Over the past week I've come across several 'Natural Logarithm Integrals': $$\int_0^{\pi/2}\ln(\sin(x))\tan(x)dx, \int_0^{\pi/2}\ln(\sin(x))\ln(\tan(x))dx$$ and so on so forth. This lead to me creating a question:
Evaluate $$I=\int_0^{\pi/2} \ln^3(\cot(x))\ln^3(\sec(x)) dx$$
To solve this, I tried the following approach:$$$$ Consider $$\beta\bigg (\dfrac{1-a}{2},\dfrac{a-b+1}{2}\bigg ) =2\int_0^{\pi/2} \sin^{-a}(x)\cos^{a}(x)\cos^{-b}(x)dx$$ $$$$ $$=\dfrac{\Gamma \bigg (\dfrac{1-a}{2}\bigg )\Gamma \bigg (\dfrac{a-b+1}{2}\bigg )}{\Gamma \bigg (\dfrac{2-b}{2}\bigg )}$$ $$$$ $$\Rightarrow \dfrac{1}{2} \dfrac{\partial^6}{\partial a^3 \partial b^3}\beta\bigg (\dfrac{1-a}{2},\dfrac{a-b+1}{2}\bigg ) \bigg|_{a=0 , b=0} = I$$ $$$$ $$=\dfrac{1}{2} \dfrac{\partial^6}{\partial a^3 \partial b^3}\dfrac{\Gamma \bigg (\dfrac{1-a}{2}\bigg )\Gamma \bigg (\dfrac{a-b+1}{2}\bigg )}{\Gamma \bigg (\dfrac{2-b}{2}\bigg )} \bigg |_{a=0 , b=0}$$ $$$$ Unfortunately, this method would become really, really messy and tedious. I was thus hoping for a better, neater method to find the closed form of the Integral. $$$$ I would be extremely grateful if somebody could please help me solve this problem. Many, many thanks in advance for your time and consideration!

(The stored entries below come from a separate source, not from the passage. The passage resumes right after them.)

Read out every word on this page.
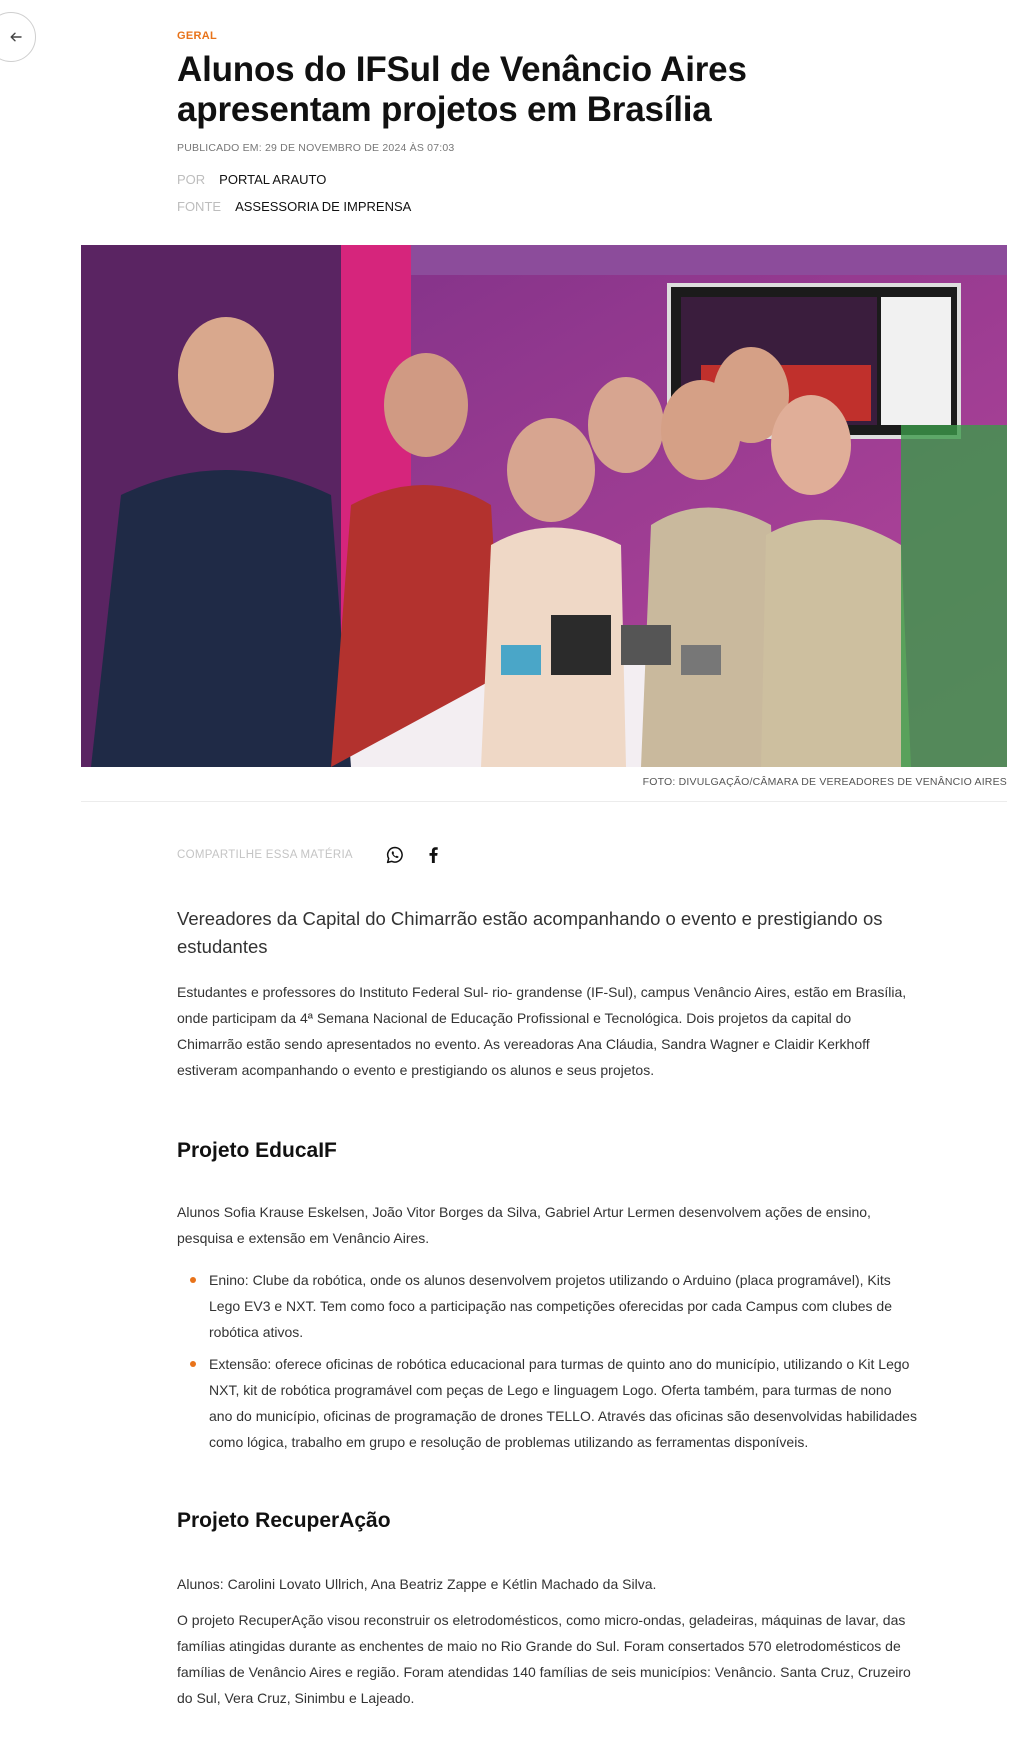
GERAL
Alunos do IFSul de Venâncio Aires apresentam projetos em Brasília
PUBLICADO EM: 29 DE NOVEMBRO DE 2024 ÀS 07:03
POR PORTAL ARAUTO
FONTE ASSESSORIA DE IMPRENSA
FOTO: DIVULGAÇÃO/CÂMARA DE VEREADORES DE VENÂNCIO AIRES
COMPARTILHE ESSA MATÉRIA
Vereadores da Capital do Chimarrão estão acompanhando o evento e prestigiando os estudantes

Estudantes e professores do Instituto Federal Sul- rio- grandense (IF-Sul), campus Venâncio Aires, estão em Brasília, onde participam da 4ª Semana Nacional de Educação Profissional e Tecnológica. Dois projetos da capital do Chimarrão estão sendo apresentados no evento. As vereadoras Ana Cláudia, Sandra Wagner e Claidir Kerkhoff estiveram acompanhando o evento e prestigiando os alunos e seus projetos.

Projeto EducaIF

Alunos Sofia Krause Eskelsen, João Vitor Borges da Silva, Gabriel Artur Lermen desenvolvem ações de ensino, pesquisa e extensão em Venâncio Aires.

Enino: Clube da robótica, onde os alunos desenvolvem projetos utilizando o Arduino (placa programável), Kits Lego EV3 e NXT. Tem como foco a participação nas competições oferecidas por cada Campus com clubes de robótica ativos.
Extensão: oferece oficinas de robótica educacional para turmas de quinto ano do município, utilizando o Kit Lego NXT, kit de robótica programável com peças de Lego e linguagem Logo. Oferta também, para turmas de nono ano do município, oficinas de programação de drones TELLO. Através das oficinas são desenvolvidas habilidades como lógica, trabalho em grupo e resolução de problemas utilizando as ferramentas disponíveis.
Projeto RecuperAção

Alunos: Carolini Lovato Ullrich, Ana Beatriz Zappe e Kétlin Machado da Silva.

O projeto RecuperAção visou reconstruir os eletrodomésticos, como micro-ondas, geladeiras, máquinas de lavar, das famílias atingidas durante as enchentes de maio no Rio Grande do Sul. Foram consertados 570 eletrodomésticos de famílias de Venâncio Aires e região. Foram atendidas 140 famílias de seis municípios: Venâncio. Santa Cruz, Cruzeiro do Sul, Vera Cruz, Sinimbu e Lajeado.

After many calculations, but without difficulties Ifind $$I=-(\frac{15}{64}{\pi^5}\ln^22+\frac{63}{16}{\pi^3}\zeta{(3)}\ln2+\frac{279}{8}{\pi}\zeta{(5)}\ln2+\frac{441}{32}{\pi}\zeta{(3)}^2+\frac{75}{512}{\pi^7})$$ Using functions psi.